The aim of this study was to evaluate glomerular C3c deposits of Henoch-Schönlein purpura nephritis (HSPN) in children. Fifty-one patients aged 7-15 years (20 males and 31 females) were studied. On histological investigation, crescent formation seen under light microscopy and subepithelial electron dense deposits (EDD) under electron microscopy were found to be related to the degree of proteinuria and the duration of proteinuria and/or hematuria. A comparative clinicopathological study was performed on C3c-positive patients (n = 22) and C3c-negative patients (n = 25). Histological findings, such as crescent formation and subepithelial EDD, had no relation to glomerular C3c-deposits.
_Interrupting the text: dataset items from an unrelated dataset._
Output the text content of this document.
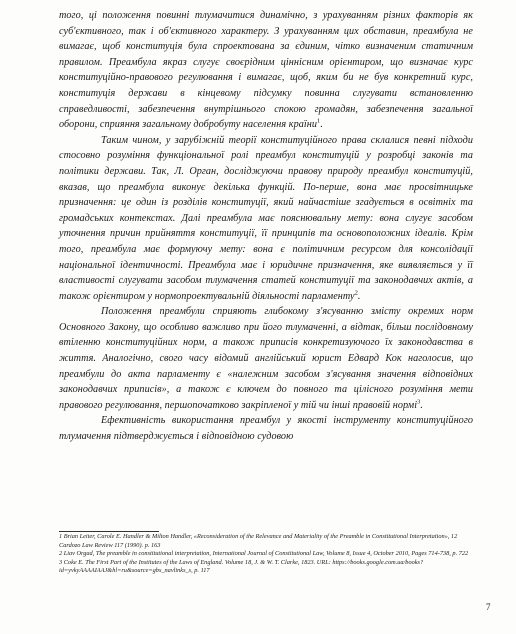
того, ці положення повинні тлумачитися динамічно, з урахуванням різних факторів як суб'єктивного, так і об'єктивного характеру. З урахуванням цих обставин, преамбула не вимагає, щоб конституція була спроектована за єдиним, чітко визначеним статичним правилом. Преамбула якраз слугує своєрідним ціннісним орієнтиром, що визначає курс конституційно-правового регулювання і вимагає, щоб, яким би не був конкретний курс, конституція держави в кінцевому підсумку повинна слугувати встановленню справедливості, забезпечення внутрішнього спокою громадян, забезпечення загальної оборони, сприяння загальному добробуту населення країни$^1$.

Таким чином, у зарубіжній теорії конституційного права склалися певні підходи стосовно розуміння функціональної ролі преамбул конституцій у розробці законів та політики держави. Так, Л. Орган, досліджуючи правову природу преамбул конституцій, вказав, що преамбула виконує декілька функцій. По-перше, вона має просвітницьке призначення: це один із розділів конституції, який найчастіше згадується в освітніх та громадських контекстах. Далі преамбула має пояснювальну мету: вона слугує засобом уточнення причин прийняття конституції, її принципів та основоположних ідеалів. Крім того, преамбула має формуючу мету: вона є політичним ресурсом для консолідації національної ідентичності. Преамбула має і юридичне призначення, яке виявляється у її властивості слугувати засобом тлумачення статей конституції та законодавчих актів, а також орієнтиром у нормопроектувальній діяльності парламенту$^2$.

Положення преамбули сприяють глибокому з'ясуванню змісту окремих норм Основного Закону, що особливо важливо при його тлумаченні, а відтак, більш послідовному втіленню конституційних норм, а також приписів конкретизуючого їх законодавства в життя. Аналогічно, свого часу відомий англійський юрист Едвард Кок наголосив, що преамбули до акта парламенту є «належним засобом з'ясування значення відповідних законодавчих приписів», а також є ключем до повного та цілісного розуміння мети правового регулювання, першопочатково закріпленої у тій чи інші правовій нормі$^3$.

Ефективність використання преамбул у якості інструменту конституційного тлумачення підтверджується і відповідною судовою

1 Brian Leiter, Carole E. Handler & Milton Handler, «Reconsideration of the Relevance and Materiality of the Preamble in Constitutional Interpretation», 12 Cardozo Law Review 117 (1990). p. 163

2 Liav Orgad, The preamble in constitutional interpretation, International Journal of Constitutional Law, Volume 8, Issue 4, October 2010, Pages 714-738, p. 722

3 Coke E. The First Part of the Institutes of the Laws of England. Volume 18, J. & W. T. Clarke, 1823. URL: https://books.google.com.ua/books?id=yvkyAAAAIAAJ&hl=ru&source=gbs_navlinks_s, p. 117

7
At renal biopsy, C3c deposits were positive in 65 % of patients with heavy proteinuria ( > 100mg/kg/day), and in 30% of mild proteinuria patients ( < 50mg/kg/day). The difference between the two groups was statistically significant (p < 0.05). The duration of proteinuria and/or hematuria in C3c-positive patients had a tendency to persist in comparison with that in C3c-negative cases. Renal biopsies on many cases of C3c-negarive patients were performed following the lapse of three months, while the biopsies on patients showing global (+) C3c deposits (n = 15) were conducted within the three-month period. These results suggest that glomerular C3c deposits influence the clinical conditions of patients with HSPN, and complement activation is generated in the early stage of HSPN.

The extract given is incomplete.